64K Memory page sizes - any experiences to share?

I saw ~10% speed up running single threaded version of the gzip test in Cloudflare’s CF_Benchmark available at GitHub - cloudflare/cf_benchmark running Ubuntu 24.04 6.8 64K vs. 4K kernel and bigger speedups running the multi-threaded version.
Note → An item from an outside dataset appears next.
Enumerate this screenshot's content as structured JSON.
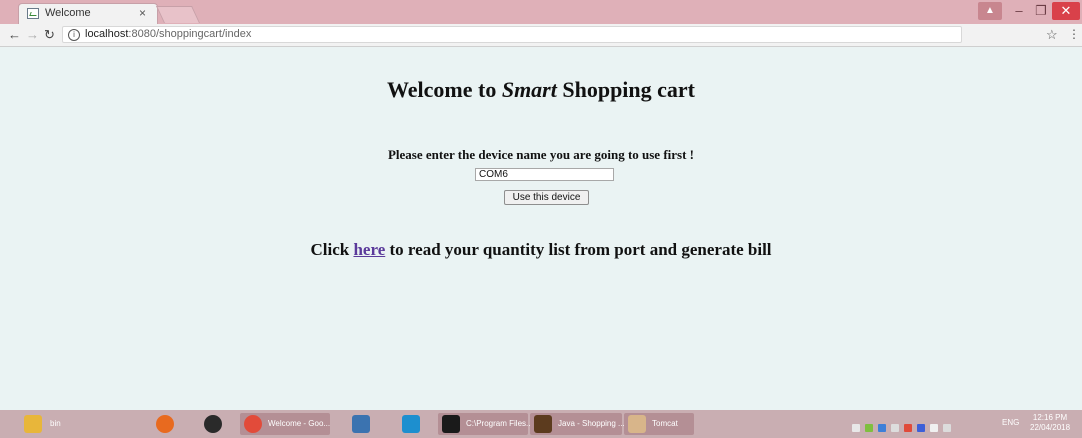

I found that using JEMalloc provided speedup and can be tested like this:

Build latest JEMalloc version:
git clone GitHub - jemalloc/jemalloc; cd jemalloc; ./autogen.sh; make –j; make install #
# run using LD_PRELOAD to force loading jemalloc before malloc
export LD_PRELOAD=/usr/local/lib/libjemalloc.so.2

6 Likes

jemalloc is an interesting case! By default, until recently, it had hard-coded 4K page alignment into the code. They recently changed the project to support 16K and 64K page size by default. I’m not aware of any list of projects susceptible to issues with larger page sizes, or any tools you can run across a dependency tree to see if there are alignment issues, but I would love to know if one exists!

1 Like

Have you ran the tests? Ime, I’ve seen it break with a 64k page size. In nix, we notably have Build failure: pkgsLLVM.jemalloc · Issue #348660 · NixOS/nixpkgs · GitHub open for this problem but haven’t spent the time to fix it.

The fix is to build the jemalloc package for NixOS with ./configure --with-lg-page=16. If the patch I submitted is accepted, this will be the default from now on.

1 Like

Yeah, that’s what we currently do. However, the tests fail which is what I’m wondering about. 5.3.0 segfault in test/unit/psset on aarch64 · Issue #2408 · jemalloc/jemalloc · GitHub

1 Like

Oh sorry, I spoke too soon.

1 Like

Look like jemalloc don’t want to support unexpectedly large page size :smiley:

/*
 * Used to validate that the hugepage size is not unexpectedly high.  The huge
 * page features (HPA, metadata_thp) are primarily designed with a 2M THP size
 * in mind.  Much larger sizes are not tested and likely to cause issues such as
 * bad fragmentation or simply broken.
 */
#define HUGEPAGE_MAX_EXPECTED_SIZE ((size_t)(16U << 20))
hpa_hugepage_size_exceeds_limit(void) {
        return HUGEPAGE > HUGEPAGE_MAX_EXPECTED_SIZE;
}
        /* As mentioned in pages.h, do not support If HUGEPAGE is too large. */
        if (hpa_hugepage_size_exceeds_limit()) {
                return false;
        }

Also found an email from jemalloc author

I think the most promising approach is to leave jemalloc’s notion of page size at 4 KiB, set the chunk size to be at least as large as the huge page size, and disable dirty page purging. This allows the huge pages to be carved up with 4 KiB granularity for small/large allocations, and assures that chunks comprise distinct sets of huge pages. Dirty page purging would be at best a waste of time in this set up, probably with no effect.

2 Likes

I may have discovered another piece of software which breaks with a 64k page size. Originally, I thought it was an issue with my toolchain and it being LLVM. However, GCC toolchain builds fail as well. The package is cryptsetup and one of the unit tests fail. In particular, the compat-test fails with this error:

CASE: Image in file tests (root capabilities not required)
[1] format
Device wipe error, offset 4096.
Cannot wipe header on device luks-test.
FAILED backtrace:
239 ./compat-test

Building the package is pretty much standard autotools and the tests can run from make check. Alternatively, nix is the easiest way to see with nix build --extra-experimental-features 'nix-command flakes' github:NixOS/nixpkgs#cryptsetup --rebuild.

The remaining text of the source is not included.